What are some limitations of current LLMs?
Small context windows limit tasks like code generation. Subjective tasks are influenced by inherent biases. Models can generate “buggy” outputs. More data and compute could continue improving performance.
What are promising future directions for LLMs?
Applications in various domains like healthcare, business, and education. Techniques like Constitutional AI for refinement. Integrating multiple models. Continued progress in model capabilities and mitigating limitations.
What advice is offered for developing LLM applications?
Understand your needs, constraints and budget. Test models in your context. Consider metrics beyond accuracy, e.g. speed and cost. Provide guidelines and feedback to improve performance. Use tools to overcome limitations. Choose models balancing performance, latency, and cost.
What is the difference between OpenAI’s GPT-4 and GPT-3.5?
GPT-4 is OpenAI’s latest, most advanced model, while GPT-3.5 (ChatGPT) is an older version. GPT-4 has greater parameters, training data, and compute, leading to better performance on complex tasks. However, GPT-4 also has higher latency (slower response time) and cost. GPT-3.5 has broader use but more limited capabilities.

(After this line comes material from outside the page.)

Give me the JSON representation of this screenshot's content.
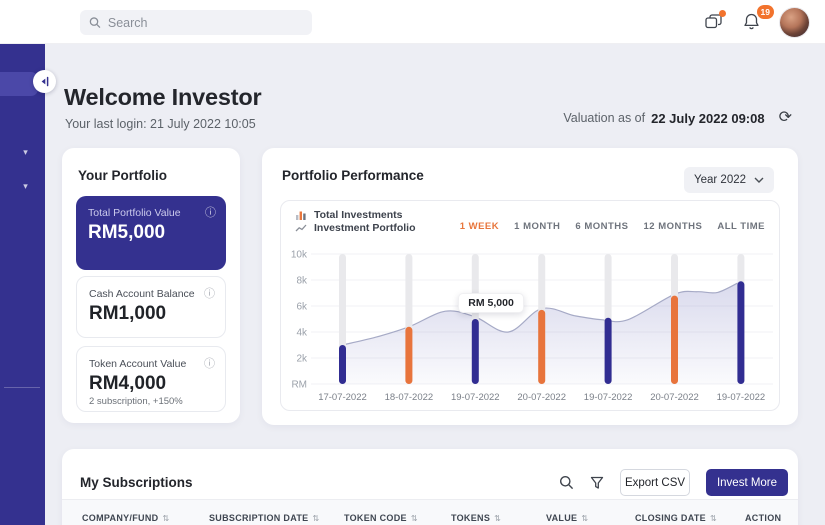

How does OpenAI’s GPT-4 compare to GPT-3.5?
GPT-4 performed best in offensive language detection, math problem-solving, and code generation but was slower and more expensive. GPT-3.5 performed second-best in email reply generation and math reasoning, with faster responses but more limited abilities. Overall, GPT-4 excelled at complex, nuanced tasks but at the cost of speed and expense. GPT-3.5 provides a more balanced capability and performance.